Большая часть моего сознания все еще сопротивлялась мысли о конце, особенно о конце по приказу Виктора Бриггза, но где-то там, во тьме, хрупкий росток смирения уже выпустил свой первый листок. Жизнь меняется, все кончается. Я и сам изменился. Я не хотел этого, но это случилось. Мое долгое спокойное плавание медленно близилось к концу.
Никто из тех, кто стоял снаружи весовой, и не догадывался об этом. Я, что было не свойственно мне, выиграл на этой неделе четыре скачки. Я был жокеем в самом расцвете. Я довел до финиша старого неудачника. На следующую неделю мне предложили пять скачек другие тренеры, кроме Гарольда. Синдром “удача приносит удачу”. Фанфары. Все на высокой ноте, все вокруг улыбаются. Семь дней с того заезда на Дэйлайте — и настроение на семь лиг от прежнего.
Поздравления лили мне бальзам на душу, я отбросил всякие сомнения, и если бы кто-нибудь в тот миг спросил меня насчет ухода на покой, я сказал бы: “О, да... лет через пять”.

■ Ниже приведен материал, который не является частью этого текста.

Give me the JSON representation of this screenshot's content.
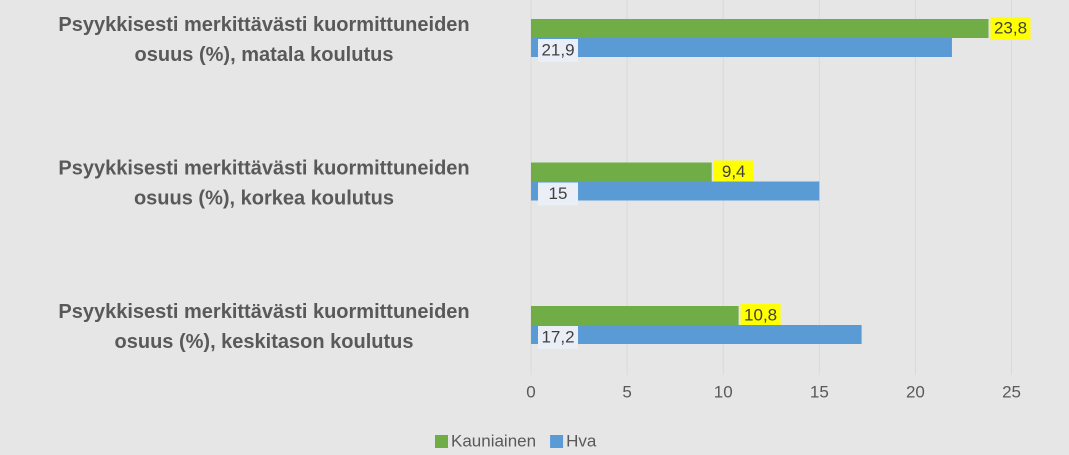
{
  "chart_data": {
    "type": "bar",
    "orientation": "horizontal",
    "categories": [
      "Psyykkisesti merkittävästi kuormittuneiden osuus (%), matala koulutus",
      "Psyykkisesti merkittävästi kuormittuneiden osuus (%), korkea koulutus",
      "Psyykkisesti merkittävästi kuormittuneiden osuus (%), keskitason koulutus"
    ],
    "series": [
      {
        "name": "Kauniainen",
        "color": "#70ad47",
        "values": [
          23.8,
          9.4,
          10.8
        ],
        "value_labels": [
          "23,8",
          "9,4",
          "10,8"
        ],
        "label_background": "#ffff00"
      },
      {
        "name": "Hva",
        "color": "#5b9bd5",
        "values": [
          21.9,
          15,
          17.2
        ],
        "value_labels": [
          "21,9",
          "15",
          "17,2"
        ],
        "label_background": "#eaeff7"
      }
    ],
    "xlim": [
      0,
      27
    ],
    "xticks": [
      0,
      5,
      10,
      15,
      20,
      25
    ],
    "grid": true,
    "legend": "bottom"
  }
}
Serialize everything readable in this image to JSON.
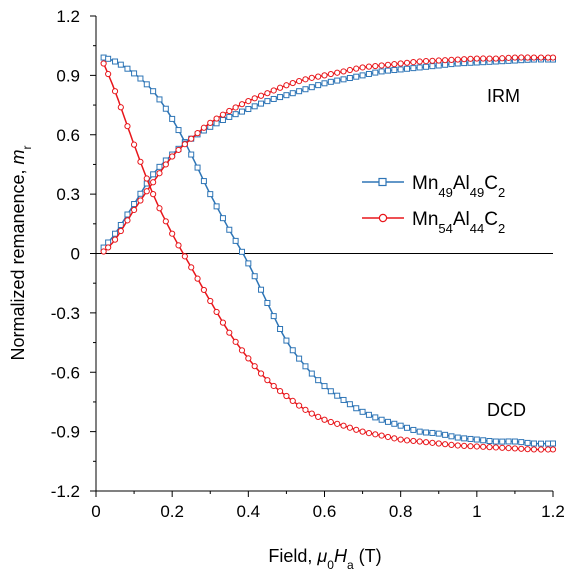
{
  "chart_data": {
    "type": "line",
    "xlabel": {
      "prefix": "Field, ",
      "sym": "μ",
      "sym_sub": "0",
      "var": "H",
      "var_sub": "a",
      "suffix": " (T)"
    },
    "ylabel": {
      "prefix": "Normalized remanence, ",
      "var": "m",
      "var_sub": "r"
    },
    "xlim": [
      0,
      1.2
    ],
    "ylim": [
      -1.2,
      1.2
    ],
    "x_ticks": [
      "0",
      "0.2",
      "0.4",
      "0.6",
      "0.8",
      "1",
      "1.2"
    ],
    "y_ticks": [
      "-1.2",
      "-0.9",
      "-0.6",
      "-0.3",
      "0",
      "0.3",
      "0.6",
      "0.9",
      "1.2"
    ],
    "grid": false,
    "legend_position": "right-middle",
    "annotations": [
      "IRM",
      "DCD"
    ],
    "series": [
      {
        "name": "Mn49Al49C2",
        "name_parts": [
          [
            "Mn",
            "49"
          ],
          [
            "Al",
            "49"
          ],
          [
            "C",
            "2"
          ]
        ],
        "color": "#2E75B6",
        "marker": "square",
        "curves": [
          {
            "label": "DCD",
            "x": [
              0.02,
              0.05,
              0.1,
              0.15,
              0.2,
              0.25,
              0.3,
              0.35,
              0.4,
              0.45,
              0.5,
              0.55,
              0.6,
              0.65,
              0.7,
              0.75,
              0.8,
              0.85,
              0.9,
              0.95,
              1.0,
              1.05,
              1.1,
              1.15,
              1.2
            ],
            "y": [
              0.99,
              0.97,
              0.91,
              0.82,
              0.68,
              0.5,
              0.3,
              0.12,
              -0.05,
              -0.25,
              -0.44,
              -0.57,
              -0.67,
              -0.74,
              -0.8,
              -0.84,
              -0.87,
              -0.9,
              -0.91,
              -0.93,
              -0.94,
              -0.95,
              -0.95,
              -0.96,
              -0.96
            ]
          },
          {
            "label": "IRM",
            "x": [
              0.02,
              0.05,
              0.1,
              0.15,
              0.2,
              0.25,
              0.3,
              0.35,
              0.4,
              0.45,
              0.5,
              0.55,
              0.6,
              0.65,
              0.7,
              0.75,
              0.8,
              0.85,
              0.9,
              0.95,
              1.0,
              1.05,
              1.1,
              1.15,
              1.2
            ],
            "y": [
              0.03,
              0.1,
              0.25,
              0.4,
              0.5,
              0.58,
              0.64,
              0.69,
              0.73,
              0.77,
              0.8,
              0.83,
              0.86,
              0.88,
              0.9,
              0.92,
              0.93,
              0.94,
              0.95,
              0.96,
              0.965,
              0.97,
              0.975,
              0.98,
              0.98
            ]
          }
        ]
      },
      {
        "name": "Mn54Al44C2",
        "name_parts": [
          [
            "Mn",
            "54"
          ],
          [
            "Al",
            "44"
          ],
          [
            "C",
            "2"
          ]
        ],
        "color": "#E8161B",
        "marker": "circle",
        "curves": [
          {
            "label": "DCD",
            "x": [
              0.02,
              0.05,
              0.1,
              0.15,
              0.2,
              0.25,
              0.3,
              0.35,
              0.4,
              0.45,
              0.5,
              0.55,
              0.6,
              0.65,
              0.7,
              0.75,
              0.8,
              0.85,
              0.9,
              0.95,
              1.0,
              1.05,
              1.1,
              1.15,
              1.2
            ],
            "y": [
              0.96,
              0.82,
              0.55,
              0.3,
              0.1,
              -0.07,
              -0.24,
              -0.4,
              -0.53,
              -0.64,
              -0.72,
              -0.79,
              -0.84,
              -0.87,
              -0.9,
              -0.92,
              -0.94,
              -0.95,
              -0.96,
              -0.97,
              -0.975,
              -0.98,
              -0.985,
              -0.99,
              -0.99
            ]
          },
          {
            "label": "IRM",
            "x": [
              0.02,
              0.05,
              0.1,
              0.15,
              0.2,
              0.25,
              0.3,
              0.35,
              0.4,
              0.45,
              0.5,
              0.55,
              0.6,
              0.65,
              0.7,
              0.75,
              0.8,
              0.85,
              0.9,
              0.95,
              1.0,
              1.05,
              1.1,
              1.15,
              1.2
            ],
            "y": [
              0.01,
              0.07,
              0.22,
              0.36,
              0.49,
              0.58,
              0.66,
              0.72,
              0.77,
              0.81,
              0.85,
              0.88,
              0.9,
              0.92,
              0.94,
              0.95,
              0.96,
              0.97,
              0.975,
              0.98,
              0.985,
              0.985,
              0.99,
              0.99,
              0.99
            ]
          }
        ]
      }
    ]
  }
}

Но никто не спрашивал меня. Никто и не ждал, что я уйду. Покой — это слово было в душе у меня, не у них.
Джереми Фолк приехал следующим утром, как и сказал. С виноватым видом, сложившись по-журавлиному, протиснулся в парадную дверь и пошел за мной на кухню.
— Шампанского? — сказал я, вынимая бутылку из холодильника.
— Сейчас... в смысле... только десять часов, — сказал он.
— Четыре победы, — ответил я, — это надо отпраздновать. Может, вы предпочитаете кофе?
— Ну... честно говоря... нет.
Он отпил свой первый глоток так, словно бы порок, таившийся в вине, одолеет его, и я понял, что, несмотря на всю свою хитрость, он в душе был конформистом.
Он прилагал усилия, чтобы в своей одежде казаться непринужденным. А одет он был в шерстяную клетчатую рубашку с вязаным галстуком, аккуратный бледно-голубой пуловер. Что бы он там ни думал о моем незастегнутом воротничке, обшлагах и небритом подбородке, он промолчал. Он, как обычно, окинул меня изучающим взглядом с высоты своего роста и, сформулировав вопрос, снова посмотрел мне в лицо.
— Вы встречались... ну, с Джеймсом Нором?
— Да.
Я знаком велел ему сесть на кожаную угловую банкетку у кухонного стола, затем сам присоединился к нему, поставив бутылку в пределах досягаемости.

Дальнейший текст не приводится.